I remembered what I’d written: that the work was like a collection of family snaps, of passing interest but not something you’d go back to. Pretty clever, I’d thought at the time.

My would-be interviewee’s handwritten refusal of an interview—including a few exclamation points, if memory serves me right—told me bluntly that he had not appreciated what I’d had to say. He had no interest in speaking with me.

He pinned the reply to the noticeboard of the conference office for all to read. Highly embarrassed, I quickly took it down so no one else would see me being called out.

Only this week, many years later, did it occur to me as I thought back to that situation: he had done to me just what I had done to him. Caused public embarrassment. Only I’d been able to minimize the reach of his message, while he had been stuck with all those copies of the magazine out there in circulation.

At least those printed pages disappeared in due course. Nowadays everything lives on forever online, where your past hangs around like a bad smell.

That only further raises the already high bar for journalists to be accurate, true, and fair—at a time when the same technology creates an insatiable demand for immediate content that can threaten those three fundamentals.

If the digital world has created ethical/operational (and financial) challenges for journalists, its democratic culture has at least one positive, however. It has encouraged more openness and accountability from the news media, like the New York Times“Understanding the Times” series explaining some of its practices.

I’m not suggesting that journalists shouldn’t write things that are unpopular, whether that’s hard-hitting news or unflattering commentary—as the old saying goes, the job is about “afflicting the comfortable and comforting the afflicted.”

But journalists’ work does need to be well-researched, well-checked, and well-argued. And it is important to remember that all those we write about are flesh-and-blood people, with feelings and families.

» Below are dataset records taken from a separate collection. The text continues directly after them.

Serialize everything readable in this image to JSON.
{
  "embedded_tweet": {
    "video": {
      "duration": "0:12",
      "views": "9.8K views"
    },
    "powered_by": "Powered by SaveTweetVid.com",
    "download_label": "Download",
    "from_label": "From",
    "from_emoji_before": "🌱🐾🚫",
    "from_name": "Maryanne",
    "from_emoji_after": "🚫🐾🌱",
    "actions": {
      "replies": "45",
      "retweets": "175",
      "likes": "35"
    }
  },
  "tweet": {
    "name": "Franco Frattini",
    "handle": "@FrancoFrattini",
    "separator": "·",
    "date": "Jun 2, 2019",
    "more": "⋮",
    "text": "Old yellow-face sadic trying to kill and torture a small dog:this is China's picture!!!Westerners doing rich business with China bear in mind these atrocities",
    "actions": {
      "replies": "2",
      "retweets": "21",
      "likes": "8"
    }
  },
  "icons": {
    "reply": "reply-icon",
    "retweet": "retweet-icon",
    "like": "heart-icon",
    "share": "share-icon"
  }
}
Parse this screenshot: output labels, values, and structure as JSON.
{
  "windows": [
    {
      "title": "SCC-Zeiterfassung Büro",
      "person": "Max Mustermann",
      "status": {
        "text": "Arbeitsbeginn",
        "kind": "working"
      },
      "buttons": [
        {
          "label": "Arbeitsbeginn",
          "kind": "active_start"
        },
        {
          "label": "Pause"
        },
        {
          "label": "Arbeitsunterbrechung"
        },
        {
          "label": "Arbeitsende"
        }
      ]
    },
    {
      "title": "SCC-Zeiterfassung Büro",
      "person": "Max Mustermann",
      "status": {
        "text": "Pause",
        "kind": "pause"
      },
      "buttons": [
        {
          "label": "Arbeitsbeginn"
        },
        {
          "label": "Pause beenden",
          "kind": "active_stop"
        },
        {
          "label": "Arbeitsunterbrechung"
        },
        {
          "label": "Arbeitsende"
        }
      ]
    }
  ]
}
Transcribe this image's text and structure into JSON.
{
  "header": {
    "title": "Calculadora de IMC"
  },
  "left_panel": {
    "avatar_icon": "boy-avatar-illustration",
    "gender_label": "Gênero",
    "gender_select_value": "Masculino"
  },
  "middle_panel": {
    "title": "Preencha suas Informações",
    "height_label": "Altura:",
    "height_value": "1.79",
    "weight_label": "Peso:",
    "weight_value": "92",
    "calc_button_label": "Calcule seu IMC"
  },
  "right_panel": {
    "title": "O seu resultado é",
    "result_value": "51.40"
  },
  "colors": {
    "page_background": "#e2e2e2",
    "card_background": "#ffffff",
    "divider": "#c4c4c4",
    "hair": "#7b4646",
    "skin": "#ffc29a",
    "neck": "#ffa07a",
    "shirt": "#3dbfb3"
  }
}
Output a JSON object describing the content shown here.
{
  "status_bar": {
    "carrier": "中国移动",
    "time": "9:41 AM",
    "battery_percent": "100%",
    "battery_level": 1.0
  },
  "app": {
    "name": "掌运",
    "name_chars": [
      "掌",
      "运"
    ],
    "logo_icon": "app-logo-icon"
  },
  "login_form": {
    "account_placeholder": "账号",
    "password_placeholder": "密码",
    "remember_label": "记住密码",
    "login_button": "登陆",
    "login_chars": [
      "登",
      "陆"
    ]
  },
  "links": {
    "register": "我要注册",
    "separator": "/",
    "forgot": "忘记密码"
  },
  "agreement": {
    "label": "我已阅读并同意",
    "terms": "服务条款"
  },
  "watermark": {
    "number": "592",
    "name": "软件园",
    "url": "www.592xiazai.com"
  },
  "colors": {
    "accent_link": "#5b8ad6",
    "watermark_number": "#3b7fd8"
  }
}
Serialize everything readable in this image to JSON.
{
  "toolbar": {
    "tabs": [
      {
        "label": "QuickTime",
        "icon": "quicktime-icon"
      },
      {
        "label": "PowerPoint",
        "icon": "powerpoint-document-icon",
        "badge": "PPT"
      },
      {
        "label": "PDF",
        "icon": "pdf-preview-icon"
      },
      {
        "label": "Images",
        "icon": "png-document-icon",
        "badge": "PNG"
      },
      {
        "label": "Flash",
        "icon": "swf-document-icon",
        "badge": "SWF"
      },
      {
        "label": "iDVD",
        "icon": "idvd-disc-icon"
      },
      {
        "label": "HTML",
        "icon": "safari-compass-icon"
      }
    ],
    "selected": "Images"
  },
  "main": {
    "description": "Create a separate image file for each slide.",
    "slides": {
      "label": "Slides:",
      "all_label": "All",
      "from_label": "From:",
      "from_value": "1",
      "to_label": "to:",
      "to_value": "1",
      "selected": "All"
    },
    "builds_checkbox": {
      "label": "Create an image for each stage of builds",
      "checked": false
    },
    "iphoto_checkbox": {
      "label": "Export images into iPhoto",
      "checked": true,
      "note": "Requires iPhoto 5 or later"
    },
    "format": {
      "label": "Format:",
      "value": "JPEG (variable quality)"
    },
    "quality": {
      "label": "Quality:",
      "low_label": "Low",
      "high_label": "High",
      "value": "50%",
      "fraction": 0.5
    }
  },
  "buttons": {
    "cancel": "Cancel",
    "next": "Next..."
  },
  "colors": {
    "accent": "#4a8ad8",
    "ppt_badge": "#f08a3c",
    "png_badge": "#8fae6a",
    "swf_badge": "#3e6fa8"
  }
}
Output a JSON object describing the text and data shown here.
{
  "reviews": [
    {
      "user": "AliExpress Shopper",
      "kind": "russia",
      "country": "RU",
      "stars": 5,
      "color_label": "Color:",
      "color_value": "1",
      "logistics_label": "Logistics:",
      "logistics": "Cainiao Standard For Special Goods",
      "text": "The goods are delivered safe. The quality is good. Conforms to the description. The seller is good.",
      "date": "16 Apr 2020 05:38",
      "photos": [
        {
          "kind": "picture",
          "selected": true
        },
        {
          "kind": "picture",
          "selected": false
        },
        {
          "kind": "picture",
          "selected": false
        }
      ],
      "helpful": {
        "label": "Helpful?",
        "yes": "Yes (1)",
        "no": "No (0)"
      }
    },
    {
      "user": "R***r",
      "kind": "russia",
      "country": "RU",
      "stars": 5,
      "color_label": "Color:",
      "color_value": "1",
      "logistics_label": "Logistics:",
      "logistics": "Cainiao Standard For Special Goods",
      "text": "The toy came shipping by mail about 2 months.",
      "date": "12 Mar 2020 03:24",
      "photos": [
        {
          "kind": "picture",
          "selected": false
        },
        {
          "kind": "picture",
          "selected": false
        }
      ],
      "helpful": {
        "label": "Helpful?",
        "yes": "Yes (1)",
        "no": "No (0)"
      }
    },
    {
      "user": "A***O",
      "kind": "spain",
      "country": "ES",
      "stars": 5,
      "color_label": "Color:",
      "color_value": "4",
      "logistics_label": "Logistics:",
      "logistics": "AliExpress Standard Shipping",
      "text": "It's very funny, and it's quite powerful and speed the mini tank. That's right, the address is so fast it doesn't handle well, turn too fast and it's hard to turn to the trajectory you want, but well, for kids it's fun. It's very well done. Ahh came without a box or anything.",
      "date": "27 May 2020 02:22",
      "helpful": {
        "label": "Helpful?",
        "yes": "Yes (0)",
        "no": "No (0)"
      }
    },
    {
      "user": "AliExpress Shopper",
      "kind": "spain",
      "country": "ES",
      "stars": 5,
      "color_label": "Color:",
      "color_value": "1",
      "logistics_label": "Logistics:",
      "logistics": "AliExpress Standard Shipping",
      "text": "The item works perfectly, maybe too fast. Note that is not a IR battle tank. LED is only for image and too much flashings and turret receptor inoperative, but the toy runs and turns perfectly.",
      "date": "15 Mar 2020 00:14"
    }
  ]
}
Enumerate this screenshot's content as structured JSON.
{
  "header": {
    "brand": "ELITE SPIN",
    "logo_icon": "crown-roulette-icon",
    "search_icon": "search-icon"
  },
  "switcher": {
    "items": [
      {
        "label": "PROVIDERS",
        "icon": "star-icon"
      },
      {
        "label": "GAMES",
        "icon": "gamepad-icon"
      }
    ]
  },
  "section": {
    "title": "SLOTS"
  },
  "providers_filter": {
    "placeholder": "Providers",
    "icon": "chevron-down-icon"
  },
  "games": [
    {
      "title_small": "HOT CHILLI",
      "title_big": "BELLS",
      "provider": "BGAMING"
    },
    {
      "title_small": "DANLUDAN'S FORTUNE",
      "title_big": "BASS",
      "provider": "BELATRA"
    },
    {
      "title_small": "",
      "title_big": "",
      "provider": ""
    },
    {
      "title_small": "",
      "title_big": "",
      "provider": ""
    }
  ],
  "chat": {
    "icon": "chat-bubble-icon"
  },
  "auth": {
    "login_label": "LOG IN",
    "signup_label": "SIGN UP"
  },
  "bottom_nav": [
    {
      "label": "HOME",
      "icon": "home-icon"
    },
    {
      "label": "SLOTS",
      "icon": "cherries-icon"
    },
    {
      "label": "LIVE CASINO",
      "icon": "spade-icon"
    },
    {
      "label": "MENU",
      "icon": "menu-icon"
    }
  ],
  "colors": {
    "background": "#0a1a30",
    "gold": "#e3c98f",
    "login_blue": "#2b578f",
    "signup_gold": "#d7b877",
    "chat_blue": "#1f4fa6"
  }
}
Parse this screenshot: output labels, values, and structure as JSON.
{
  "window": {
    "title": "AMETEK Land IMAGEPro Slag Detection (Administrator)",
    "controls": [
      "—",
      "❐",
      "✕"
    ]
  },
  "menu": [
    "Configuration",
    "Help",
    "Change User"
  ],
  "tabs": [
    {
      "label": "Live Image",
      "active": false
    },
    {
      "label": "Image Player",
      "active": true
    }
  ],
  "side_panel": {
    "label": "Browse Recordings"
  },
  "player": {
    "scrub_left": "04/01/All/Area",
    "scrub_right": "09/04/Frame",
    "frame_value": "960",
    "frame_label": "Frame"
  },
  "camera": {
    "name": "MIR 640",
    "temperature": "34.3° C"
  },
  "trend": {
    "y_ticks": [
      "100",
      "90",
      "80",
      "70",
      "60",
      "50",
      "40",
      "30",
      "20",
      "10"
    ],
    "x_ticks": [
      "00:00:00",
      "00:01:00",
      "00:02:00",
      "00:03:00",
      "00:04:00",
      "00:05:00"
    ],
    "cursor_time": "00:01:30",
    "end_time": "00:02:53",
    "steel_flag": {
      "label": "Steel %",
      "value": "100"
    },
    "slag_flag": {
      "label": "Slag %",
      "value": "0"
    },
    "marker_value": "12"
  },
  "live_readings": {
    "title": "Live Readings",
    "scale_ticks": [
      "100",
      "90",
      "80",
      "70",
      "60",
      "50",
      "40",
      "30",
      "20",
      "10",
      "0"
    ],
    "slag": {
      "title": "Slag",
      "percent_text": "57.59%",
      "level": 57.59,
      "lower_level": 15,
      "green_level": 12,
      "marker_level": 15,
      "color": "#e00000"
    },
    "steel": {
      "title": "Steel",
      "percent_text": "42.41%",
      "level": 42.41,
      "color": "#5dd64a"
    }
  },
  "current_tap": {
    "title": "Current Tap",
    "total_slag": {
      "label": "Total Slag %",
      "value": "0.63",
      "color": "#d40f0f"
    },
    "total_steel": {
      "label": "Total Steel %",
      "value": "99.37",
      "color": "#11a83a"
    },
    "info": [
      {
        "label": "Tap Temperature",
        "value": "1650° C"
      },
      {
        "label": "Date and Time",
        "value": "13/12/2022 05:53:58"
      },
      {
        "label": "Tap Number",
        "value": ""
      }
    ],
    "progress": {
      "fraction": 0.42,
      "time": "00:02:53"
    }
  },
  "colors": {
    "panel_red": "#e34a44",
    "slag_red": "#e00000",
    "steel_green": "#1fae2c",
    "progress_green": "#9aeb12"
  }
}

Journalism at its best is a high calling but also a serious responsibility. Not just livelihoods but lives can be at stake. Back in the 1990s, two Newsweek journalists went to interview a high-ranking member of the military about his wearing an unearned decoration for valor—a serious matter of honor in the armed forces.

They never got to speak with him, because he committed suicide before the appointment.

A Newsweek article dissecting what happened observed that, tragic as it was, the incident “shouldn’t make the press less aggressive in pursuing stories, just more thoughtful”—an admonition that is perhaps even more true today.